We encourage submissions of both Original Research and Review articles that address these existing challenges in the fields of disease progressive ‘omics data analysis, disease dynamic network biomarker detection, disease drivers or controls recognition, predictive individual disease model, disease re-stratification model, rare disease model, small-sample based machine learning model, and “white-box” or “grey-box” deep learning approach for precision medicine.

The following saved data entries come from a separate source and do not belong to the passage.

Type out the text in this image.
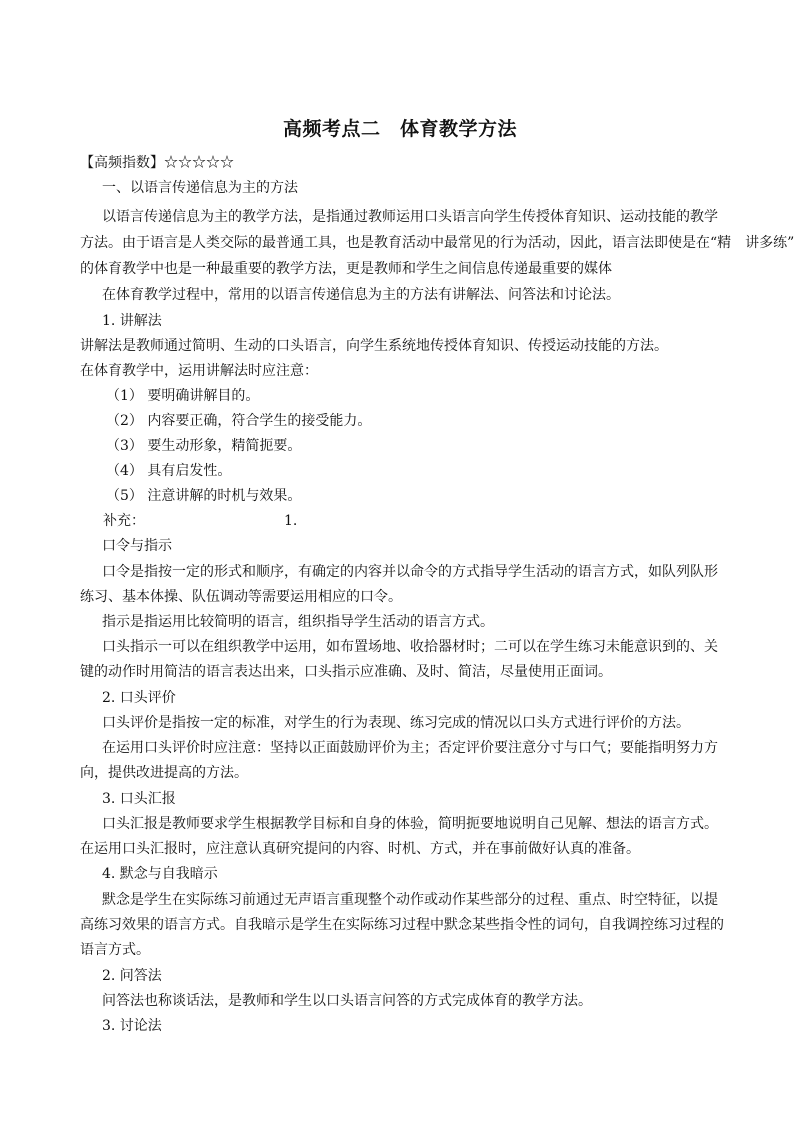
高频考点二　体育教学方法
【高频指数】☆☆☆☆☆
一、以语言传递信息为主的方法
以语言传递信息为主的教学方法，是指通过教师运用口头语言向学生传授体育知识、运动技能的教学
方法。由于语言是人类交际的最普通工具，也是教育活动中最常见的行为活动，因此，语言法即使是在“精　讲多练”
的体育教学中也是一种最重要的教学方法，更是教师和学生之间信息传递最重要的媒体
在体育教学过程中，常用的以语言传递信息为主的方法有讲解法、问答法和讨论法。
1. 讲解法
讲解法是教师通过简明、生动的口头语言，向学生系统地传授体育知识、传授运动技能的方法。
在体育教学中，运用讲解法时应注意：
（1） 要明确讲解目的。
（2） 内容要正确，符合学生的接受能力。
（3） 要生动形象，精简扼要。
（4） 具有启发性。
（5） 注意讲解的时机与效果。
补充：	1.
口令与指示
口令是指按一定的形式和顺序，有确定的内容并以命令的方式指导学生活动的语言方式，如队列队形
练习、基本体操、队伍调动等需要运用相应的口令。
指示是指运用比较简明的语言，组织指导学生活动的语言方式。
口头指示一可以在组织教学中运用，如布置场地、收拾器材时；二可以在学生练习未能意识到的、关
键的动作时用简洁的语言表达出来，口头指示应准确、及时、简洁，尽量使用正面词。
2. 口头评价
口头评价是指按一定的标准，对学生的行为表现、练习完成的情况以口头方式进行评价的方法。
在运用口头评价时应注意：坚持以正面鼓励评价为主；否定评价要注意分寸与口气；要能指明努力方
向，提供改进提高的方法。
3. 口头汇报
口头汇报是教师要求学生根据教学目标和自身的体验，简明扼要地说明自己见解、想法的语言方式。
在运用口头汇报时，应注意认真研究提问的内容、时机、方式，并在事前做好认真的准备。
4. 默念与自我暗示
默念是学生在实际练习前通过无声语言重现整个动作或动作某些部分的过程、重点、时空特征，以提
高练习效果的语言方式。自我暗示是学生在实际练习过程中默念某些指令性的词句，自我调控练习过程的
语言方式。
2. 问答法
问答法也称谈话法，是教师和学生以口头语言问答的方式完成体育的教学方法。
3. 讨论法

Precision medicine is being developed as a preventative, diagnostic and treatment tool to combat complex human diseases in a personalized manner. By utilizing high-throughput technologies, dynamic ‘omics data including genetics, epi-genetics and even meta-genomics has produced temporal-spatial big biological datasets which can be associated with individual genotypes underlying pathogen progressive phenotypes. It is therefore necessary to investigate how to integrate these multi-scale ‘omics datasets to distinguish the novel individual-specific disease causes from conventional cohort-common disease causes.

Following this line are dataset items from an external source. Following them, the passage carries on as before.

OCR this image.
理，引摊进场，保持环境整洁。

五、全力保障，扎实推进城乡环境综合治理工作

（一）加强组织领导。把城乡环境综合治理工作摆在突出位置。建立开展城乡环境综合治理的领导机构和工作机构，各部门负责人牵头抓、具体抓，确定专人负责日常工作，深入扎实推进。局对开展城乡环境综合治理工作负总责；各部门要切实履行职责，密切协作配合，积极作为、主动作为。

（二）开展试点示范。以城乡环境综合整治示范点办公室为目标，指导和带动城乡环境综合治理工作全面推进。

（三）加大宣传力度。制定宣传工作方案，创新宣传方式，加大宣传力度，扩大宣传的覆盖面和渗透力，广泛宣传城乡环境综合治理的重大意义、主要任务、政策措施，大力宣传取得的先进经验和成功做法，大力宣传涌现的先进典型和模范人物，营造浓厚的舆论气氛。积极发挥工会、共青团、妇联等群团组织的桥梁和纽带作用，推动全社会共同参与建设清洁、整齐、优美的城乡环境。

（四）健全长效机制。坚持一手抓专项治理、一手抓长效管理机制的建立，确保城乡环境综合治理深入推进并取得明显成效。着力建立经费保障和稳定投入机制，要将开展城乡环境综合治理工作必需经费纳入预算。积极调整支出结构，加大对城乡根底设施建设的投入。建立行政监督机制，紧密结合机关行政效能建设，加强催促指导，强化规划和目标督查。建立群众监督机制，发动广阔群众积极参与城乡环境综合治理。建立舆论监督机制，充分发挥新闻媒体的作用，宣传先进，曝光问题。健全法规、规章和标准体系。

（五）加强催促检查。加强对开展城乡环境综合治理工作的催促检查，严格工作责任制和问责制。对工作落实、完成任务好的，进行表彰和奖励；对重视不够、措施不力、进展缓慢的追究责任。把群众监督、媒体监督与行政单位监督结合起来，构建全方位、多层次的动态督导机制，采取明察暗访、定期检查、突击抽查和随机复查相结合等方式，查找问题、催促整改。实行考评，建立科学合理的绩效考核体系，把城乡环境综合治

Currently, machine learning plays an important role in biological and biomedical research, especially in the analysis of big ‘omics data. However, in contrast to traditional big social data, ‘omics datasets are currently always “small-sample-high-dimension”, which causes overwhelming application problems and also introduces new challenges:
(1) Big ‘omics datasets can be extremely unbalanced, due to the difficulty of obtaining enough positive samples of such rare mutations or rare diseases;
(2) A large number of machine learning models are “black box,” which is enough to apply in social applications. However, in biological or biomedical fields, knowledge of the molecular mechanisms underlying any disease or biological study is necessary to deepen our understanding;
(3) The genotype-phenotype association is a “white clue” captured in conventional big data studies. But identification of “causality” rather than association would be more helpful for physicians or biologists, as this can be used to determine an experimental target as the subject of future research.

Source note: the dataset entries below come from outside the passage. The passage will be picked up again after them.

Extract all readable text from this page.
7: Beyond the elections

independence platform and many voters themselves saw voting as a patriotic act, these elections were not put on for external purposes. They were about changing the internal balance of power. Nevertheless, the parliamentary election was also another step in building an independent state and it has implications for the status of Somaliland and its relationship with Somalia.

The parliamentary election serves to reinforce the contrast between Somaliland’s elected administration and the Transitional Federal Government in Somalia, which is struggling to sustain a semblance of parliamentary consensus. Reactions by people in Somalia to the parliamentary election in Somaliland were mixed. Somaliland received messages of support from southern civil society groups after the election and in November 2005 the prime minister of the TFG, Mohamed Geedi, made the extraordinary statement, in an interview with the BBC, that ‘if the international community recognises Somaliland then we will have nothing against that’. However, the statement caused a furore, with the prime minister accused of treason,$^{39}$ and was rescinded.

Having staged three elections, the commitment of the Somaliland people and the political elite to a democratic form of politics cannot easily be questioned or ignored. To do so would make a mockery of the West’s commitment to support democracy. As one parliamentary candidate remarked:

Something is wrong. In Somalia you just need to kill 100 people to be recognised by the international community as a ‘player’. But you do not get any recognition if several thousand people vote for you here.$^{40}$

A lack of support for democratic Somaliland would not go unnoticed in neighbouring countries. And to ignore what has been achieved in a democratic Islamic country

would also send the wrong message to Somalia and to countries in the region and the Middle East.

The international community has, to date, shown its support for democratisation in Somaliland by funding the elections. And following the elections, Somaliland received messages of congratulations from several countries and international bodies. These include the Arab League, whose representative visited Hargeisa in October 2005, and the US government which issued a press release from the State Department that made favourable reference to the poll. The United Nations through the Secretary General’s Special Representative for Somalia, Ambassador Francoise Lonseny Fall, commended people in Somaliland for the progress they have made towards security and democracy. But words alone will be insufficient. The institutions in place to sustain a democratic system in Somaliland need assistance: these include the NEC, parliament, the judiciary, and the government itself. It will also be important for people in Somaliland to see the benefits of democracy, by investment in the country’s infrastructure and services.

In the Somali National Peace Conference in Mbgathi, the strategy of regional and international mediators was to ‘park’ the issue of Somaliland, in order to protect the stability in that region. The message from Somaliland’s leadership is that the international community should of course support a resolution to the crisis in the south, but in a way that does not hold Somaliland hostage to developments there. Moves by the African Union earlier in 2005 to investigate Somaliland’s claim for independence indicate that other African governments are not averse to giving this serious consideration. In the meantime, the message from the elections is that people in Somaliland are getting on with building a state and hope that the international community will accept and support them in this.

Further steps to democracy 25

Therefore, to simultaneously improve the phenotype discrimination and genotype interpretability for complex diseases, it is necessary:
To design and implement new machine learning technologies to integrate prior-knowledge with new ‘omics datasets to provide transferable learning methods by combining multiple sources of data;
To develop new network-based theories and methods to balance the trade-off between accuracy and interpretability of machine learning in biomedical and biological domains;
To enhance the causality inference on “small-sample high dimension” data to capture the personalized causal relationship.
In this Research Topic, we focus on the application of wet ‘omics technology and dry machine learning approaches together to further develop precision medicine. Several study designs are especially welcome:
(1) Studies based on individual temporal ‘omics data from disease cohorts or animal model, e.g. the sampling of time points across disease progression or treatment options;
(2) Studies based on multiple ‘omics data, e.g. the combination of genomic, transcriptomic, epigenomic, or proteomic data for a single disease/condition;
(3) Studies based on the gut metagenome and host 'omics for complex diseases diagnosis and treatment;
(4) Studies based on conditional genotype-phenotype detection with deep learning or other brain-like artificial intelligence (AI) technologies.
We encourage submissions of both Original Research and Review articles that address these existing challenges in the fields of disease progressive ‘omics data analysis, disease dynamic network biomarker detection, disease drivers or controls recognition, predictive individual disease model, disease re-stratification model, rare disease model, small-sample based machine learning model, and “white-box” or “grey-box” deep learning approach for precision medicine.